Non è un film sugli innamorati, è un film sull’amore, sulla poesia, sulla disillusione, sulla nostra capacità di provare emozioni. Corredato da una sceneggiatura perfetta, un maestoso Joaquin Phoenix e la voce potente di Scarlett Johansson 


Prima di iniziare a recensire questo film è necessario fare una premessa: Spike Jonze è un visionario, folle e geniale. Detto questo, possiamo anche procedere.

Definire Lei non è molto semplice, e d’altronde etichettare i film di Jonze non è mai stata un’operazione così automatica. È una storia d’amore? Sì, lo è, ma raccontata in maniera non proprio tradizionale. È forse una commedia? Sì, ci sono momenti leggeri nei quali si sorride, ma l’intero film è pervaso da un’aura di malinconia, e di tristezza. Allora è un film di fantascienza? Sì, per certi versi lo è, visto che è ambientato in un futuro non troppo lontano nel quale la tecnologia è diventata, come direbbe Marshall McLuhan, un’estensione dei nostri corpi. Ma non vi aspettate astronavi, alieni o guerre intergalattiche. Il futuro rappresentato non è così diverso dal nostro tempo, ne è solo una plausibile evoluzione.

Lei è un film complesso, nel senso che è composto da molti elementi diversi tra loro e fusi magistralmente da un regista che già in passato ha dimostrato di aver bene in mente la sua idea di cinema. Niente trame scontate, niente personaggi costruiti a tavolino per poter attrarre quel tipo di pubblico, niente campi lunghi alla Sergio Leone. Il suo occhio, filtrato dalla lente della cinepresa, ci mostra l’anima dei personaggi, nel caso specifico quella di uno straordinario Joaquin Phoenix, capace di smussare gli angoli di un personaggio che, affidato ad altri, probabilmente sarebbe diventato il classico stereotipo del nerd sensibile e romantico da film, presenza fissa in tutti gli indie americani.

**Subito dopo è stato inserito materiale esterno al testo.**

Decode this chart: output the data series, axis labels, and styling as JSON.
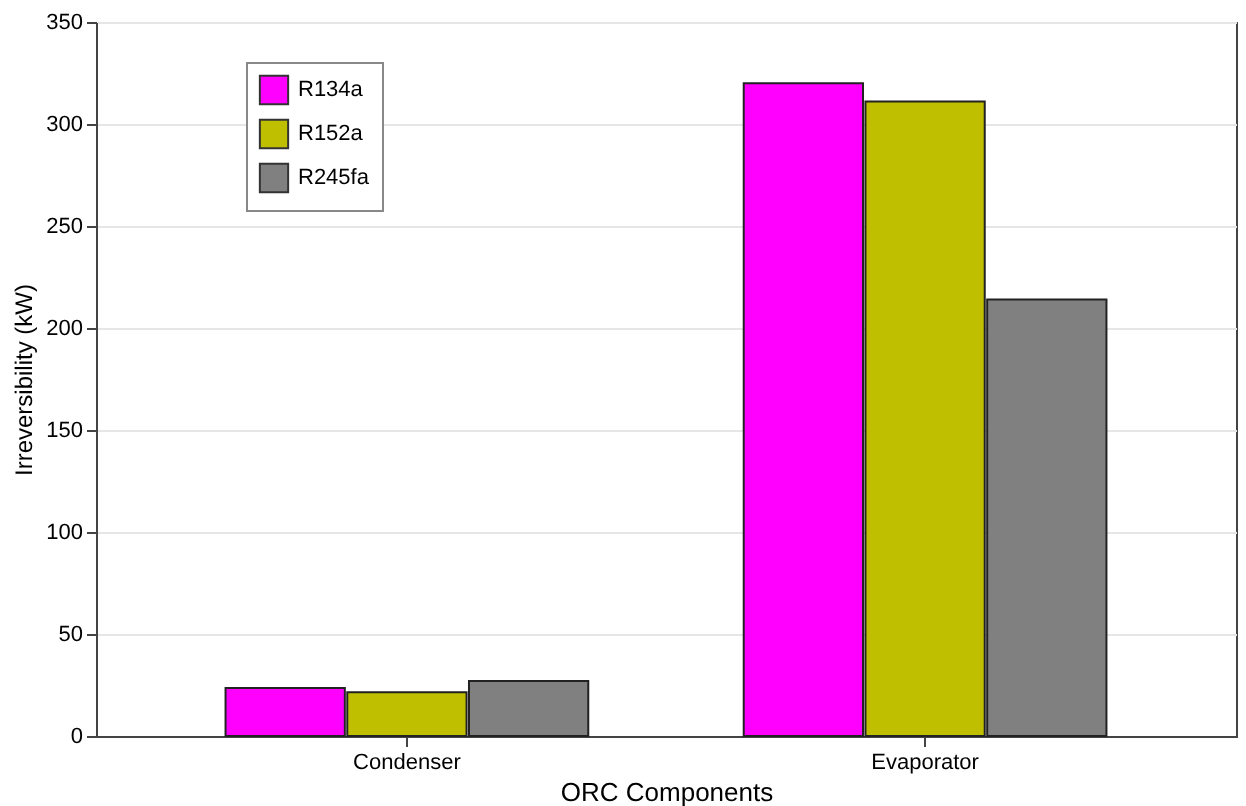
{
  "chart_data": {
    "type": "bar",
    "xlabel": "ORC Components",
    "ylabel": "Irreversibility (kW)",
    "categories": [
      "Condenser",
      "Evaporator"
    ],
    "series": [
      {
        "name": "R134a",
        "color": "#ff00ff",
        "values": [
          23.5,
          320
        ]
      },
      {
        "name": "R152a",
        "color": "#bfbf00",
        "values": [
          21.5,
          311
        ]
      },
      {
        "name": "R245fa",
        "color": "#808080",
        "values": [
          27,
          214
        ]
      }
    ],
    "ylim": [
      0,
      350
    ],
    "yticks": [
      0,
      50,
      100,
      150,
      200,
      250,
      300,
      350
    ],
    "grid": "y",
    "legend": "top left"
  }
}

Con il suo sguardo disincantato, gli occhi pieni di nostalgia e un sorriso quasi infantile, l’attore di origini portoricane ci regala una interpretazione del protagonista, il naif Theodore Twombly, davvero memorabile.

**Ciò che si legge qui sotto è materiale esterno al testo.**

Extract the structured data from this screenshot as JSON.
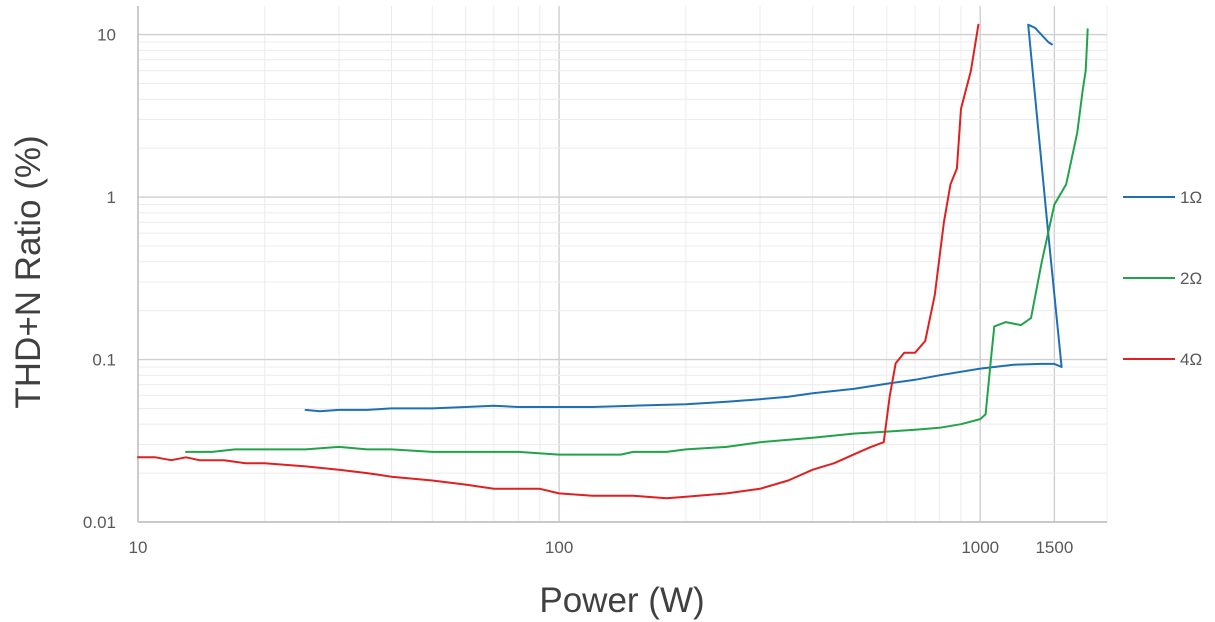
{
  "chart_data": {
    "type": "line",
    "xlabel": "Power (W)",
    "ylabel": "THD+N Ratio (%)",
    "xscale": "log",
    "yscale": "log",
    "xlim": [
      10,
      2000
    ],
    "ylim": [
      0.01,
      15
    ],
    "x_ticks": [
      {
        "value": 10,
        "label": "10"
      },
      {
        "value": 100,
        "label": "100"
      },
      {
        "value": 1000,
        "label": "1000"
      },
      {
        "value": 1500,
        "label": "1500"
      }
    ],
    "y_ticks": [
      {
        "value": 0.01,
        "label": "0.01"
      },
      {
        "value": 0.1,
        "label": "0.1"
      },
      {
        "value": 1,
        "label": "1"
      },
      {
        "value": 10,
        "label": "10"
      }
    ],
    "grid": true,
    "legend": "right",
    "series": [
      {
        "name": "1Ω",
        "color": "#1f6fb4",
        "points": [
          [
            25,
            0.049
          ],
          [
            27,
            0.048
          ],
          [
            30,
            0.049
          ],
          [
            35,
            0.049
          ],
          [
            40,
            0.05
          ],
          [
            50,
            0.05
          ],
          [
            60,
            0.051
          ],
          [
            70,
            0.052
          ],
          [
            80,
            0.051
          ],
          [
            100,
            0.051
          ],
          [
            120,
            0.051
          ],
          [
            150,
            0.052
          ],
          [
            200,
            0.053
          ],
          [
            250,
            0.055
          ],
          [
            300,
            0.057
          ],
          [
            350,
            0.059
          ],
          [
            400,
            0.062
          ],
          [
            500,
            0.066
          ],
          [
            600,
            0.071
          ],
          [
            700,
            0.075
          ],
          [
            800,
            0.08
          ],
          [
            1000,
            0.088
          ],
          [
            1200,
            0.093
          ],
          [
            1400,
            0.094
          ],
          [
            1500,
            0.094
          ],
          [
            1530,
            0.092
          ],
          [
            1560,
            0.09
          ],
          [
            1450,
            0.6
          ],
          [
            1300,
            11.5
          ],
          [
            1350,
            11.0
          ],
          [
            1450,
            9.0
          ],
          [
            1480,
            8.7
          ]
        ]
      },
      {
        "name": "2Ω",
        "color": "#22a34a",
        "points": [
          [
            13,
            0.027
          ],
          [
            15,
            0.027
          ],
          [
            17,
            0.028
          ],
          [
            20,
            0.028
          ],
          [
            25,
            0.028
          ],
          [
            30,
            0.029
          ],
          [
            35,
            0.028
          ],
          [
            40,
            0.028
          ],
          [
            50,
            0.027
          ],
          [
            60,
            0.027
          ],
          [
            70,
            0.027
          ],
          [
            80,
            0.027
          ],
          [
            100,
            0.026
          ],
          [
            120,
            0.026
          ],
          [
            140,
            0.026
          ],
          [
            150,
            0.027
          ],
          [
            180,
            0.027
          ],
          [
            200,
            0.028
          ],
          [
            250,
            0.029
          ],
          [
            300,
            0.031
          ],
          [
            400,
            0.033
          ],
          [
            500,
            0.035
          ],
          [
            600,
            0.036
          ],
          [
            700,
            0.037
          ],
          [
            800,
            0.038
          ],
          [
            900,
            0.04
          ],
          [
            1000,
            0.043
          ],
          [
            1030,
            0.046
          ],
          [
            1060,
            0.1
          ],
          [
            1080,
            0.16
          ],
          [
            1150,
            0.17
          ],
          [
            1250,
            0.163
          ],
          [
            1320,
            0.18
          ],
          [
            1400,
            0.4
          ],
          [
            1500,
            0.9
          ],
          [
            1600,
            1.2
          ],
          [
            1700,
            2.5
          ],
          [
            1750,
            4.5
          ],
          [
            1780,
            6.0
          ],
          [
            1800,
            10.8
          ]
        ]
      },
      {
        "name": "4Ω",
        "color": "#e02020",
        "points": [
          [
            10,
            0.025
          ],
          [
            11,
            0.025
          ],
          [
            12,
            0.024
          ],
          [
            13,
            0.025
          ],
          [
            14,
            0.024
          ],
          [
            16,
            0.024
          ],
          [
            18,
            0.023
          ],
          [
            20,
            0.023
          ],
          [
            25,
            0.022
          ],
          [
            30,
            0.021
          ],
          [
            35,
            0.02
          ],
          [
            40,
            0.019
          ],
          [
            50,
            0.018
          ],
          [
            60,
            0.017
          ],
          [
            70,
            0.016
          ],
          [
            80,
            0.016
          ],
          [
            90,
            0.016
          ],
          [
            100,
            0.015
          ],
          [
            120,
            0.0145
          ],
          [
            150,
            0.0145
          ],
          [
            180,
            0.014
          ],
          [
            200,
            0.0143
          ],
          [
            250,
            0.015
          ],
          [
            300,
            0.016
          ],
          [
            350,
            0.018
          ],
          [
            400,
            0.021
          ],
          [
            450,
            0.023
          ],
          [
            500,
            0.026
          ],
          [
            550,
            0.029
          ],
          [
            590,
            0.031
          ],
          [
            610,
            0.06
          ],
          [
            630,
            0.095
          ],
          [
            660,
            0.11
          ],
          [
            700,
            0.11
          ],
          [
            740,
            0.13
          ],
          [
            780,
            0.25
          ],
          [
            820,
            0.7
          ],
          [
            850,
            1.2
          ],
          [
            880,
            1.5
          ],
          [
            900,
            3.5
          ],
          [
            950,
            6.0
          ],
          [
            990,
            11.5
          ]
        ]
      }
    ]
  }
}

Theodore è un uomo solo, reduce da un divorzio che lo ha reso molto vulnerabile e introverso, che per lavoro vive le storie d’amore di altre persone, scrivendo per loro lettere nelle quali esprimere quei sentimenti che, a parole, spesso è difficile trasferire. Un giorno, colpito da una pubblicità, decide di acquistare un sistema operativo basato sull’intelligenza artificiale. Al momento dell’installazione, sceglie una voce femminile da associare al software, che prenderà il nome di Samantha. E non stiamo parlando di una voce qualsiasi, ma quella di Scarlett Johansson, che con questa pellicola riesce a dimostrare quanto sia brava anche a chi ha ancora dubbi sul suo talento. Presente in tutto il film solo con la sua voce (è consigliata la visione in lingua originale), riesce a riempire gli spazi come se fosse invece al centro dell’inquadratura.

Sensuale, divertente, profonda, Scarlett regala al film una dimensione eterea, immateriale, capace di trascinare lo spettatore in quel mondo un po’ surreale, ma al tempo stesso così vero. Non è un caso, quindi, che abbia vinto il premio per la Miglior interpretazione femminile al Festival Internazionale del Film di Roma.

Theodore si lascia molto velocemente affascinare da questa voce, capace di evolversi e adattarsi alle sue esigenze, completandolo. Finalmente non è più solo, ha qualcuno da amare e dal quale ricevere esattamente quell’amore di cui aveva disperatamente bisogno per tornare a sentirsi vivo.